Silo-Busters!

In a previous entry, fellow author/blogger Jamie Notter discusses how to break up the silo mentality in associations. I want to explore why you need to do it now.

My prediction is that technology innovations are going to eventually drive the implosion of silos within our organizations. Should it be the catalyst? No, but it probably will be. Recently I sat in two different conferences where association executives were the primary audience. One was for association publication editorial staff, the other for association educators. The same key technology themes resonated with both groups, but when asked, neither group has been talking to the other. Social media tools (blogs, wikis, podcasts, etc.) are the “hot new thing” for education departments, communications/PR departments, government relations, IT/web, etc. Each of these groups are looking at these tools, and in many cases acquiring them without any thought to coordinating those acquisition efforts. Soon these different departments are going to realize that they have created a nightmare integration project for IT when suddenly they all want their tools integrated with the database and/or website.
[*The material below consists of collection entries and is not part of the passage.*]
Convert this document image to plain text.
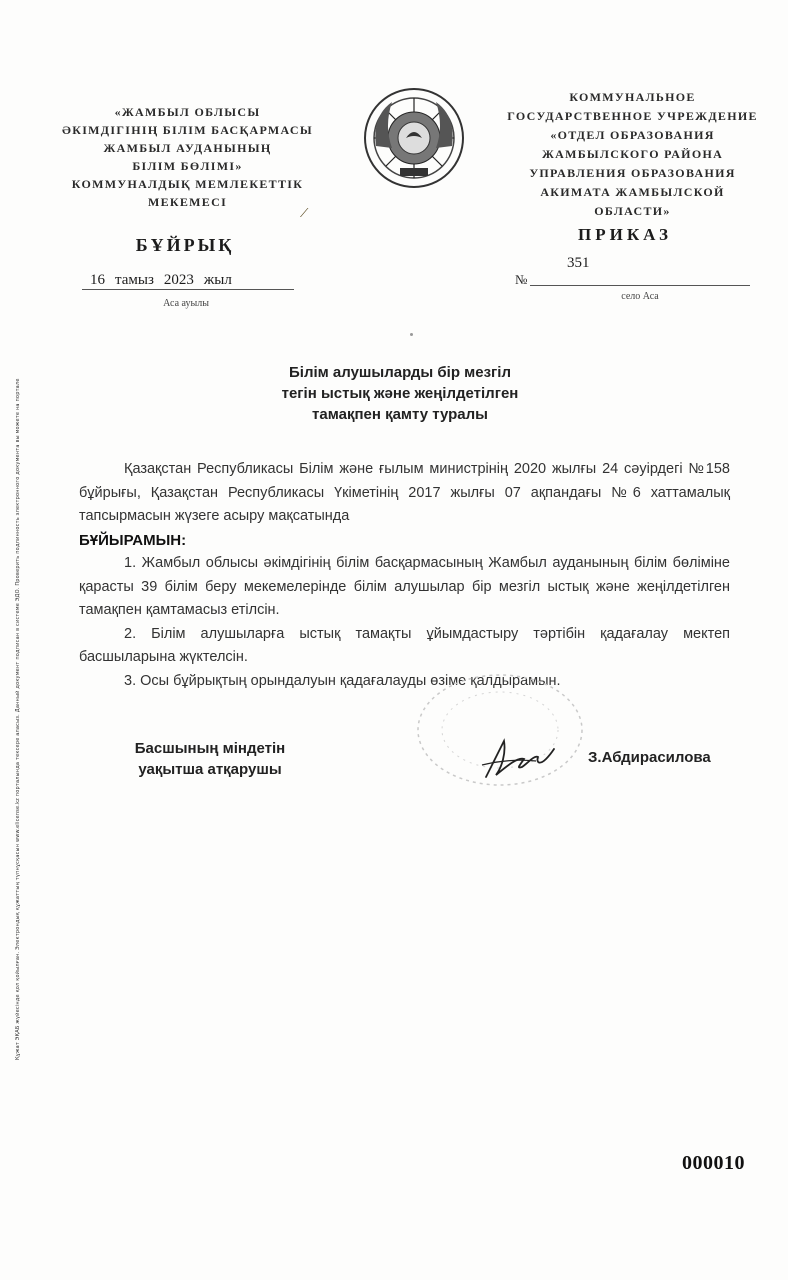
«ЖАМБЫЛ ОБЛЫСЫ
ӘКІМДІГІНІҢ БІЛІМ БАСҚАРМАСЫ
ЖАМБЫЛ АУДАНЫНЫҢ
БІЛІМ БӨЛІМІ»
КОММУНАЛДЫҚ МЕМЛЕКЕТТІК
МЕКЕМЕСІ
КОММУНАЛЬНОЕ
ГОСУДАРСТВЕННОЕ УЧРЕЖДЕНИЕ
«ОТДЕЛ ОБРАЗОВАНИЯ
ЖАМБЫЛСКОГО РАЙОНА
УПРАВЛЕНИЯ ОБРАЗОВАНИЯ
АКИМАТА ЖАМБЫЛСКОЙ ОБЛАСТИ»
⟋
БҰЙРЫҚ
ПРИКАЗ
16 тамыз 2023 жыл
Аса ауылы
№
351
село Аса
Білім алушыларды бір мезгіл
тегін ыстық және жеңілдетілген
тамақпен қамту туралы

Қазақстан Республикасы Білім және ғылым министрінің 2020 жылғы 24 сәуірдегі №158 бұйрығы, Қазақстан Республикасы Үкіметінің 2017 жылғы 07 ақпандағы №6 хаттамалық тапсырмасын жүзеге асыру мақсатында

БҰЙЫРАМЫН:

1. Жамбыл облысы әкімдігінің білім басқармасының Жамбыл ауданының білім бөліміне қарасты 39 білім беру мекемелерінде білім алушылар бір мезгіл ыстық және жеңілдетілген тамақпен қамтамасыз етілсін.

2. Білім алушыларға ыстық тамақты ұйымдастыру тәртібін қадағалау мектеп басшыларына жүктелсін.

3. Осы бұйрықтың орындалуын қадағалауды өзіме қалдырамын.

Басшының міндетін
уақытша атқарушы
З.Абдирасилова
Құжат ЭҚАБ жүйесінде қол қойылған. Электрондық құжаттың түпнұсқасын www.elicense.kz порталында тексере аласыз. Данный документ подписан в системе ЭДО. Проверить подлинность электронного документа вы можете на портале
000010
The kicker is that it’s not a cost-savings issue because most of these technologies are not that expensive. Rather it is a huge integration issue. When each silo determines that they need to have their “tools” tracked in a database it becomes a huge resource issue for IT/web folks.

Companies got into this same mess (but on a bigger scale) with learning management systems. Many of these organizations realized that company-wide they were running two or three different systems – each acquired by different divisions of the company. It wasn’t until the divisions that purchased these systems wanted them integrated them into the company’s primary database that anyone realized there was a problem.

Take Jamie’s advice – get senior management talking – create a culture of collaboration. Do it soon. You will be hard pressed to find a dynamic, growing organization working in a silo environment. Why are you?